8. The commitment to abolish the Work Capability Assessment is welcome.  But it must not be replaced with yet another type of assessment based on assumptions which are far removed from the reality of people’s lives. The welfare reform agenda which commenced under the last Labour government is a mess - and the full roll-out of Universal Credit will only make things worse for disabled people. So the commitment in the 2017 Manifesto to “reform and redesign” Universal Credit - and the associated specific commitments - is a good start but the next Manifesto should also be much clearer about the principles on which any reform is based. Here are some ideas, with particular reference to disabled people:

  • an ambition of social security in the literal sense - one that delivers the CRPD Article 28 right to an adequate standard of living - should be at the heart of the reform
  • a social security system which maintains an additional needs payment for disabled people (although at the same time replacing the current PIP assessment), based on the impact of both impairment/illness and disabling barriers, and which is not subject to a means-test
  • assessments which - unlike the current WCA and PIP assessments - are based on disabled people’s own experiences of, and their expertise on, the impact of both their impairment and/or ill health, and disabling barriers
  • a social security system which does not penalise people with fluctuating conditions
  • a social security system which recognises that some people with significant long-term conditions are unlikely to engage in formal paid employment, and which enables them to contribute to and participate in society in other ways.

9. The current government aims to halve the disability employment gap - an aim which is unrealisable because policies aimed specifically at increasing disabled people’s employment opportunities are not given sufficient weighting as a distinct policy area.  Labour should make this a significant area of policy development, co-producing policies with disabled people and their organisations.  The 2017 Manifesto committed Labour to commission a report into expanding the Access to Work Programme, but we don’t need a report on this programme - we already know that the funding of equipment, support and other adjustments has proved a valuable way of enabling people to take up and remain in employment. What we need is an expanded Access to Work programme as part of a comprehensive Disability Employment Strategy to deliver the support and adjustments needed - for people with all types of impairment and/or experiences of ill health. This should be entirely separate from the social security system - in order to avoid the focus becoming more about merely ‘getting people off benefits’, a mistake which this and previous governments have made.  Such a Strategy should have a major focus on how to make workplaces and working practices ‘fit’ for disabled people and should also learn from the experiences of disabled people’s organisations such as Breakthrough UK about how to support people into sustainable employment.

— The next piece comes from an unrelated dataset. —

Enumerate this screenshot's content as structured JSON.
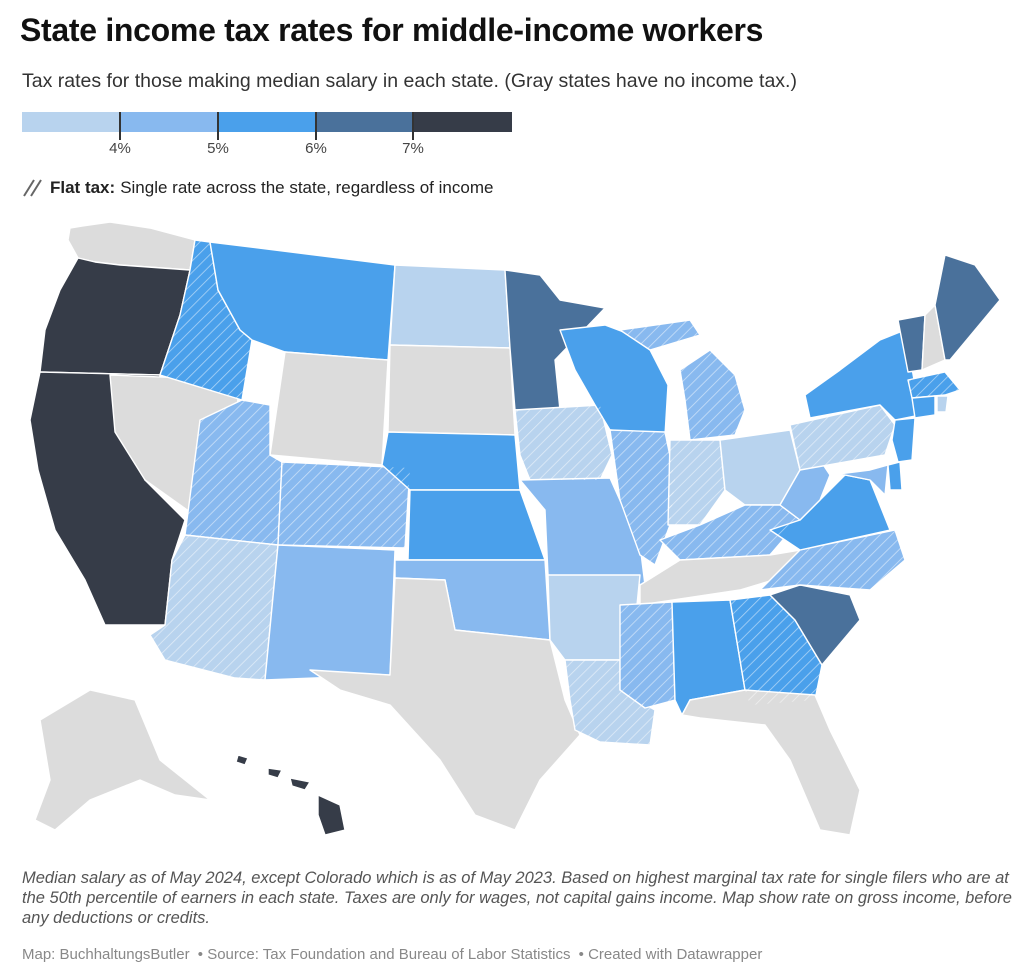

10.  And finally, the Labour Party could do worse than revisit the last Labour government’s Independent Living Strategy - a five year strategy which covered many of the points above, and more.  I’m biased because I was its Executive Director but the overall aims remain crucial for any government which seeks to deliver for all its people:
  • disabled people who need support to go about their daily lives will have greater choice and control over how support is provided.
  • disabled people will have greater access to housing, transport, health, employment, education and leisure opportunities and to participation in family and community life.
  There are many policy areas where a Labour government could make a real difference to disabled people’s lives - strengthening anti-discrimination legislation being but one that I haven’t specifically mentioned.  The above ideas are just a few which others will undoubtedly want to add to, or criticise and amend.  The most important point is that, if a government manages to make Article 19 - the right to independent living - a reality for disabled people (of all ages and impairments) then it will have made major progress in creating a society “for the many and not the few”.